The gas volume fraction and pipe bend inner wall surface roughness both significantly affect the pressure distribution and DPM concentration distribution in gas–liquid two-phase flow. The gas volume fraction primarily influences fluid characteristics by enhancing turbulence and centrifugal force effects, while surface roughness affects fluid behavior by altering local flow characteristics and fluid resistance.

Although this study does not explicitly define flow regimes, the observed increases in turbulence and DPM clustering with rising gas content are consistent with a transition from dispersed bubbly to slug-like patterns. These changes are influenced by increasing Reynolds and Weber numbers under higher void fractions. Ma et al. [31] similarly reported regime shifts and unsteady gas–liquid dynamics in U-bend systems, supporting the applicability of flow pattern analysis to curved-pipe erosion studies.

4. Conclusions

This study was conducted to address the insufficient understanding of how gas–liquid two-phase flow characteristics—specifically void fraction and inner wall surface roughness—contribute to corrosion-induced wall thinning in the pipe bends of high-pressure steam pipelines. Although previous works have examined flow erosion and surface degradation separately, few have explored their coupled effects using a combined experimental and CFD simulation approach. To bridge this gap, we performed wall thickness measurements and SEM/EDS analysis on in-service elbows and conducted multiphase flow simulations with varying gas content and roughness parameters to reveal the underlying flow-induced corrosion mechanisms.

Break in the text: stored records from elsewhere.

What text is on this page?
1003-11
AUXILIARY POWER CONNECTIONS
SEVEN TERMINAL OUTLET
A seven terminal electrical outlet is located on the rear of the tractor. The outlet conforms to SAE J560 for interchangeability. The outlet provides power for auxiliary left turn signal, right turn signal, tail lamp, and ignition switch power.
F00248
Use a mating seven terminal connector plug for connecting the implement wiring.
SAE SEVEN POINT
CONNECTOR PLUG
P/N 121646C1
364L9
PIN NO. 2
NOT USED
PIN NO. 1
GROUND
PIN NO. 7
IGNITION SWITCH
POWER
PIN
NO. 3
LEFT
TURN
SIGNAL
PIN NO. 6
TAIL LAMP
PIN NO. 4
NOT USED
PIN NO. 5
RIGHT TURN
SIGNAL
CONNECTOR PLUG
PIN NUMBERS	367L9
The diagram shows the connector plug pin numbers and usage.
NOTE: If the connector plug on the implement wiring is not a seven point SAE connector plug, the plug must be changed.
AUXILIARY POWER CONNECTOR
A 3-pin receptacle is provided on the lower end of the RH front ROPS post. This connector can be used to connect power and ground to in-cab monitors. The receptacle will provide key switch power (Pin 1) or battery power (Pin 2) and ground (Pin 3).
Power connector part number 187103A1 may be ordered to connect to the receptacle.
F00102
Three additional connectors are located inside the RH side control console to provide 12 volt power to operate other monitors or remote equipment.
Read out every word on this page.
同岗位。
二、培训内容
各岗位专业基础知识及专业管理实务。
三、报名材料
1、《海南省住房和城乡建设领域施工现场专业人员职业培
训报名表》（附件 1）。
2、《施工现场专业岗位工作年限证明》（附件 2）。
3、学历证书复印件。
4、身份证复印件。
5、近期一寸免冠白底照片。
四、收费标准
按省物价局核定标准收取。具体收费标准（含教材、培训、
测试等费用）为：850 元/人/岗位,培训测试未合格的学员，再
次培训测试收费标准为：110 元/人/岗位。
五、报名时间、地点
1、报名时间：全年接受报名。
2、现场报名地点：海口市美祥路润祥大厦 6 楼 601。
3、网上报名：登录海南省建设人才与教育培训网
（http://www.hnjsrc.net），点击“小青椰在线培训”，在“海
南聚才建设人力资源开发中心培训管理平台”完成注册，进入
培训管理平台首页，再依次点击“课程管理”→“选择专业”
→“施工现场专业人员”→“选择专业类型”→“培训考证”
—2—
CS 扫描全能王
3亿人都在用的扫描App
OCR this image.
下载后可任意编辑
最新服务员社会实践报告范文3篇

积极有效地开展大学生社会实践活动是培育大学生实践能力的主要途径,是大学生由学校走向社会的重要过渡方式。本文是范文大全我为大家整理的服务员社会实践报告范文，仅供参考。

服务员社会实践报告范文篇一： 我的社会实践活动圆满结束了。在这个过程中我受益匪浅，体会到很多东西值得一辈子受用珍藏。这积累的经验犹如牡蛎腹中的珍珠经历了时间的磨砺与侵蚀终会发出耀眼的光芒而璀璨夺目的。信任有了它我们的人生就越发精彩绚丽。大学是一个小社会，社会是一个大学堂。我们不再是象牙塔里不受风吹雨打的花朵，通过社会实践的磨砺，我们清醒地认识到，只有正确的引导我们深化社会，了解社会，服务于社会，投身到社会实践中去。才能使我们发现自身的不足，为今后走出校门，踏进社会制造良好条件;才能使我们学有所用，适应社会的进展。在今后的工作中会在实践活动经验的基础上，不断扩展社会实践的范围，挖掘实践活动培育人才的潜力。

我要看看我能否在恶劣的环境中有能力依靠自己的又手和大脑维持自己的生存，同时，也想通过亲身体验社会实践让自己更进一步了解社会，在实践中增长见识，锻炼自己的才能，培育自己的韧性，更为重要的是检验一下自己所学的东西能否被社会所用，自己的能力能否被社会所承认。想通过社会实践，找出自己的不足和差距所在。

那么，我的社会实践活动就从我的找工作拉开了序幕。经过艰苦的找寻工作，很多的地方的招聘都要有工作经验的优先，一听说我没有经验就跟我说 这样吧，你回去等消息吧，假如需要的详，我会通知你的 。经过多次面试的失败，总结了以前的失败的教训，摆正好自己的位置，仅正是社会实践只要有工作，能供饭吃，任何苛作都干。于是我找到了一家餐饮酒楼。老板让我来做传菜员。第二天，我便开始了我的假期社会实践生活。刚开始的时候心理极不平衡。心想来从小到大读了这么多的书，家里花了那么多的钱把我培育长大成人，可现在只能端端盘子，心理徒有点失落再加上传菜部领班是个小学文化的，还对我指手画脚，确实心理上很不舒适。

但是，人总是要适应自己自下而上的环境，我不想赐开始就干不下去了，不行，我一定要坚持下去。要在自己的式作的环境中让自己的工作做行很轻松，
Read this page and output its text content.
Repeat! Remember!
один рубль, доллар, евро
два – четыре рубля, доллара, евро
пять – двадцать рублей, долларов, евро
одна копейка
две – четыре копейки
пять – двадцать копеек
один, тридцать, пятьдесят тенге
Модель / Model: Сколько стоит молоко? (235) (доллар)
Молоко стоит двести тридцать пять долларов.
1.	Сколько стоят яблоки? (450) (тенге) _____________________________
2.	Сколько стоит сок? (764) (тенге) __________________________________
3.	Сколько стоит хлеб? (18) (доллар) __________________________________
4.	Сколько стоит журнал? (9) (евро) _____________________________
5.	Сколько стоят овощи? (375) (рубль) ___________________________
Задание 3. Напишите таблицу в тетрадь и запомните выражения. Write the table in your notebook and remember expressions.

The main findings of this work are as follows:

(1)

An increased void fraction significantly enhances turbulence intensity and centrifugal force effects, leading to localized pressure peaks and higher DPM (Discrete Phase Model) particle concentrations at the pipe bend, which accelerates erosion and cyclic corrosion product detachment.

(2)

Greater surface roughness disrupts flow attachment and reattachment behavior, amplifies flow instability, and shifts the location of DPM deposition upstream. This results in increased wall pressure, non-uniform distribution, and intensified local corrosion, as confirmed by SEM imaging.

(3)

The interaction of high void fraction and roughness exhibits a strong synergistic effect, where extreme pressure and DPM values are reached. This coupling amplifies erosion–corrosion mechanisms and raises the risk of rapid wall thinning, especially at critical flow regions.

This study provides new insights into the physical interaction between gas–liquid flow dynamics and corrosion behavior in curved pipelines. However, the CFD framework assumes isothermal and steady-state conditions, and further studies are needed to incorporate thermal gradients, transient flows, and actual oxide film mechanics. From an engineering perspective, these findings support the need for real-time wall thinning monitoring, predictive modeling tools, and optimized pipe design using corrosion-resistant materials and controlled flow conditions to extend service life in high-risk piping systems.